Desgleichen wird bei Bürgergeld bzw. Grundsicherung immer wieder Hass und Neid gegen die Betroffenen geschürt. Zwei Jahre haben sie trotz einer Inflation 2023 und 2024 von über 8 % keine Erhöhung erhalten. Regelmäßig wird über die faulen Empfänger der Grundsicherung berichtet, dabei sind von den 5,4 Millionen Bürgergeldempfängern unter 3 % sogenannte Totalverweigerer. Das 1,4 Millionen nicht erwerbsfähig sind, weil es sich zumeist um Kinder handelt und 2,2 Millionen Kinder betreuen, Angehörige pflegen oder selbst krank sind, fällt unter den Tisch.

Es hat also eine lange Tradition, Hass und Spaltung zu verbreiten, um die Menschen gegeneinander zu hetzen, statt dass sie sich vereint gegen die wenden, die ihnen das Leben immer schwerer machen.

Bewährtes Mittel: Spalte und herrsche!

So ist es auch jetzt!
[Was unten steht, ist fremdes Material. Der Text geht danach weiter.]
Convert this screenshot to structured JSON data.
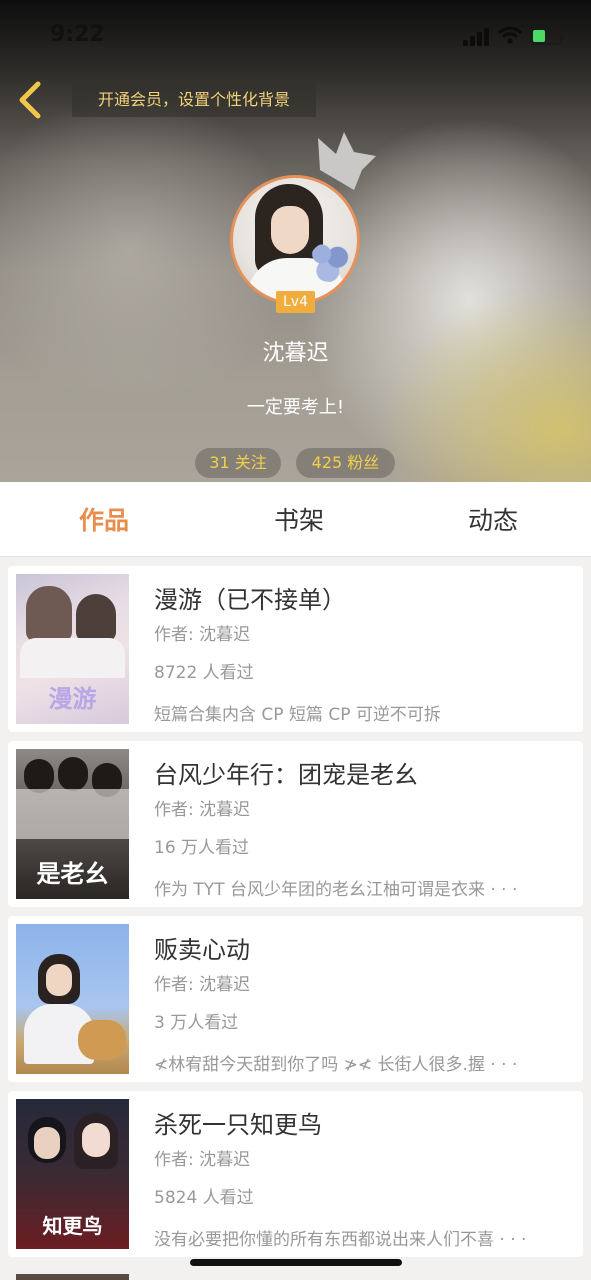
{
  "status_bar": {
    "time": "9:22"
  },
  "header": {
    "back_icon": "chevron-left-icon",
    "banner_text": "开通会员，设置个性化背景",
    "level_badge": "Lv4",
    "username": "沈暮迟",
    "bio": "一定要考上!",
    "following_label": "31 关注",
    "fans_label": "425 粉丝"
  },
  "tabs": [
    {
      "label": "作品",
      "active": true
    },
    {
      "label": "书架",
      "active": false
    },
    {
      "label": "动态",
      "active": false
    }
  ],
  "works": [
    {
      "title": "漫游（已不接单）",
      "author": "作者: 沈暮迟",
      "views": "8722 人看过",
      "desc": "短篇合集内含 CP 短篇 CP 可逆不可拆",
      "cover_text": "漫游"
    },
    {
      "title": "台风少年行：团宠是老幺",
      "author": "作者: 沈暮迟",
      "views": "16 万人看过",
      "desc": "作为 TYT 台风少年团的老幺江柚可谓是衣来 · · ·",
      "cover_text": "是老幺"
    },
    {
      "title": "贩卖心动",
      "author": "作者: 沈暮迟",
      "views": "3 万人看过",
      "desc": "≮林宥甜今天甜到你了吗 ≯≮ 长街人很多.握 · · ·",
      "cover_text": ""
    },
    {
      "title": "杀死一只知更鸟",
      "author": "作者: 沈暮迟",
      "views": "5824 人看过",
      "desc": "没有必要把你懂的所有东西都说出来人们不喜 · · ·",
      "cover_text": "知更鸟"
    }
  ],
  "colors": {
    "accent": "#e88d4c",
    "level_badge": "#f0ac3c",
    "banner_text": "#f2d27a",
    "stat_text": "#f3cf4a"
  }
}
Die Regierung fährt gerade die schlimmsten Angriffe auf Sozialleistungen, Renten, Arbeitsbedingungen und Bildung. Die Kommunen bekommen immer mehr Aufgaben und gleichzeitig immer weniger Geld. Das größte Aufrüstungsprogramm läuft zu Lasten der Sozialausgaben, der Bildung usw. Die Unzufriedenheit mit der CDU/CSU-SPD-Koalition steigt.
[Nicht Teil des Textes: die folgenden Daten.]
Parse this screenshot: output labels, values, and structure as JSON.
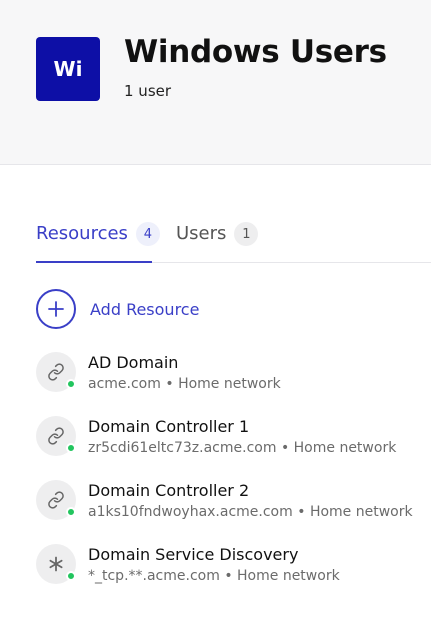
{
  "header": {
    "avatar_initials": "Wi",
    "avatar_color": "#0d0fa6",
    "title": "Windows Users",
    "subtitle": "1 user"
  },
  "tabs": [
    {
      "label": "Resources",
      "count": "4",
      "active": true
    },
    {
      "label": "Users",
      "count": "1",
      "active": false
    }
  ],
  "add_resource": {
    "label": "Add Resource",
    "icon": "plus-icon"
  },
  "resources": [
    {
      "name": "AD Domain",
      "address": "acme.com",
      "network": "Home network",
      "separator": "•",
      "icon": "link-icon",
      "status": "online"
    },
    {
      "name": "Domain Controller 1",
      "address": "zr5cdi61eltc73z.acme.com",
      "network": "Home network",
      "separator": "•",
      "icon": "link-icon",
      "status": "online"
    },
    {
      "name": "Domain Controller 2",
      "address": "a1ks10fndwoyhax.acme.com",
      "network": "Home network",
      "separator": "•",
      "icon": "link-icon",
      "status": "online"
    },
    {
      "name": "Domain Service Discovery",
      "address": "*_tcp.**.acme.com",
      "network": "Home network",
      "separator": "•",
      "icon": "asterisk-icon",
      "status": "online"
    }
  ],
  "colors": {
    "accent": "#3a3fc7",
    "status_online": "#22c55e"
  }
}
Und genau in diesem Moment tritt Bundeskanzler Friedrich Merz die Stadtbild-Debatte los, die in Wirklichkeit eine Spaltungsdebatte ist. Das Motto: „Die Ausländer sind schuld!“. Die Asylgesetze werden zum soundsovielten Mal verschärft. Und damit die Hetze und Spaltung auch wirklich wirkt, wird auch gegen die Bürgergeldempfänger gehetzt. Selbstverständlich kosten auch die Rentner „zu viel“. Je mehr Hetze und Spaltung, desto besser für die Herrschenden.

Niemand hätte etwas dagegen, wenn die Koalition das „Stadtbild“ verbessern würde. Sie könnte ausreichend Wohnraum schaffen und Obdachlose von der Straße holen. Sie könnte soziale und kulturelle Angebote für Kinder und Jugendliche fördern, damit diese nicht perspektivlos herumhängen. Sie könnte marode Schulen sanieren oder mehr Jugendhäuser zur Verfügung stellen. Doch all das kostet viel Geld. Hetze und Spaltung kosten nichts. Und das Geld gibt die Regierung für Subventionen an die Industrie (wie Strompreis) und für Rüstung für höhere Profite der Rüstungsmonopole aus. Statt das Stadtbild zu verbessern, wird überall gekürzt – außer bei der Rüstung.

Unsere Antwort: Gemeinsam sind wir stark!

Angesichts der weltweiten Entwicklung, der zunehmenden Konkurrenz zwischen den Großmächten, dem Kampf um Märkte und Rohstoffe und der zunehmenden Kriegsgefahr will das deutsche Kapital und seine Regierung in diesem Kampf mithalten. Deshalb kürzen sie im Sozialen! Deshalb rüsten sie auf. Sie wollen im internationalen Kampf um die Aufteilung der Welt stark sein und mitspielen können. Daher haben sie auch immer weniger Spielraum für Soziales. Sie müssen weiter kürzen und sparen – natürlich nur bei der Arbeiterklasse und dem Volk. Um diesen Weg ungestört gehen zu können, werden sie weiterhin auf ihr bewährtes Mittel setzen: Hass und Spaltung! Die Entwicklung nach rechts wird von ihnen weiter vorangetrieben werden.

Unsere Antwort ist klar: Statt Rentner gegen Jugend, statt Migranten gegen Einheimische, statt Arbeitslose gegen Arbeitende brauchen wir die Einheit aller arbeitenden Menschen, der Jugend, des Volkes. Spaltung und Hetze schwächen uns. Gemeinsamer Kampf hingegen macht stark! Es ist völlig klar, dass die Herrschenden das fürchten. Denn dann sind sie als die Verantwortlichen dran.